Но в этом мире у нас появились Юлий и Атилия. Дургал каким-то образом победил нашу скрытую болезнь. Разве не должен я быть ему вечно благодарен? Я благодарен — и молчу.
Мы как изгнанники на чужом берегу. Судно, на котором мы прибыли, разбилось. Никто не знает обратной дороги. Некоторые даже не подозревают, что она есть. Если бы Дургал погасил мои воспоминания, сейчас мне было бы легче. Он должен был учесть это. Но я знаю все. Да, себе я могу сознаться, что солнце за горизонтом — это чужое солнце, а одна из бесчисленных звезд там, наверху, — родина. Но однажды преодоленный путь никогда уже не сделать непреодолимым. И я верю, что наши внуки и правнуки, правнуки наших правнуков вернутся однажды в наш великий, прекрасный, вечный Рим. Ибо Рим вечен, и безразлично, какое солнце светит над ним.

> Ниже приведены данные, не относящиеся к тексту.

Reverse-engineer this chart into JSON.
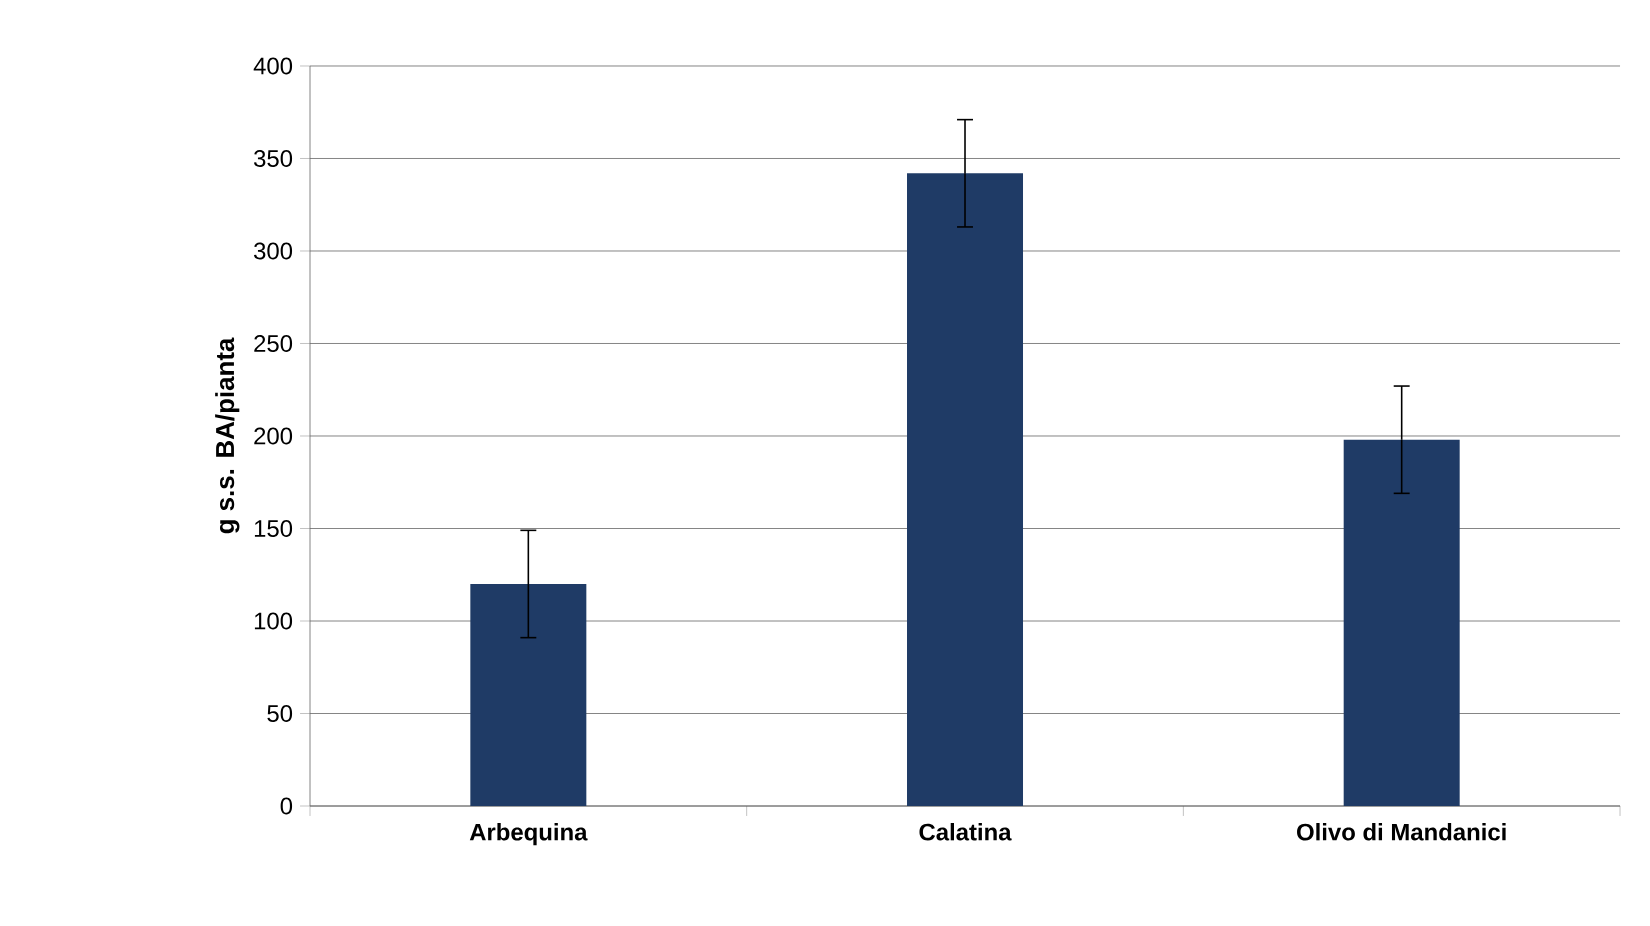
{
  "chart_data": {
    "type": "bar",
    "ylabel": "g s.s. BA/pianta",
    "categories": [
      "Arbequina",
      "Calatina",
      "Olivo di Mandanici"
    ],
    "values": [
      120,
      342,
      198
    ],
    "errors": [
      29,
      29,
      29
    ],
    "color": "#1f3b66",
    "ylim": [
      0,
      400
    ],
    "yticks": [
      0,
      50,
      100,
      150,
      200,
      250,
      300,
      350,
      400
    ],
    "grid": "y"
  }
}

И все же… Мы живем иначе. Мы не можем делать то, что делали наши отцы. Мы не можем предпринять военную экспедицию — нам некого завоевывать. Мы стали другими. И наверно, об этом говорил Дургал: разные пути ведут к общей цели. Если бы я знал, что он понимает под целью!

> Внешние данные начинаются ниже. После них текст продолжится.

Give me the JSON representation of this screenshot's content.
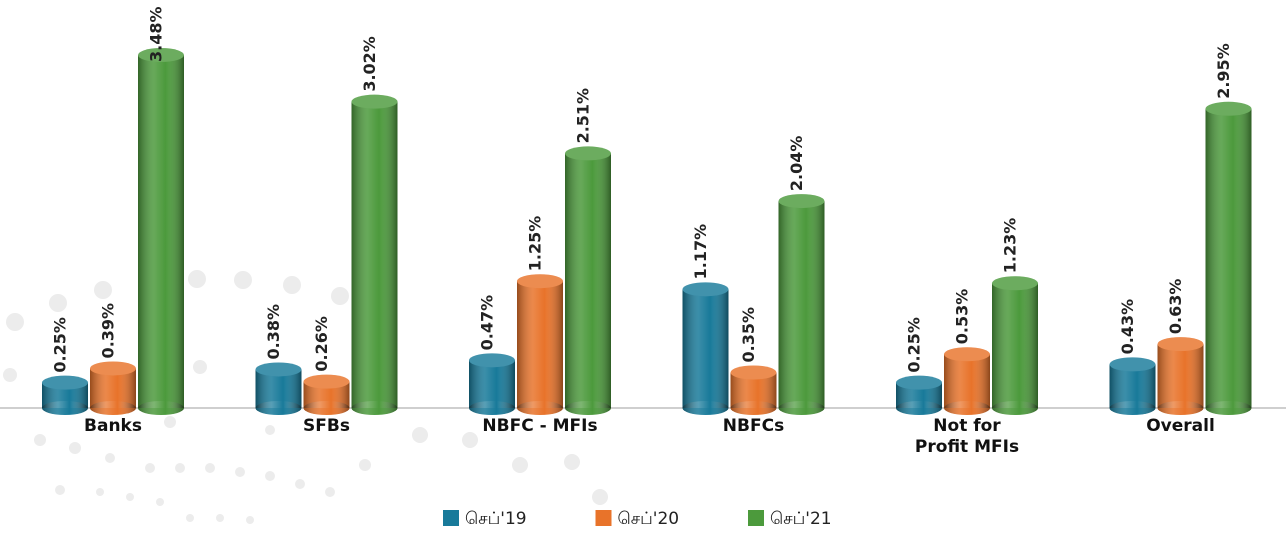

Знаю: наши потомки будут, как истинные римляне, готовиться в дорогу домой основательно, предусмотрительно, твердо; но кто укажет им эту дорогу, если я промолчу? Никто. Это продлится сотню поколений, сказал Дургал; но я лучше знаю римское упорство: мы приедем домой или прилетим, как он выражается, гораздо раньше.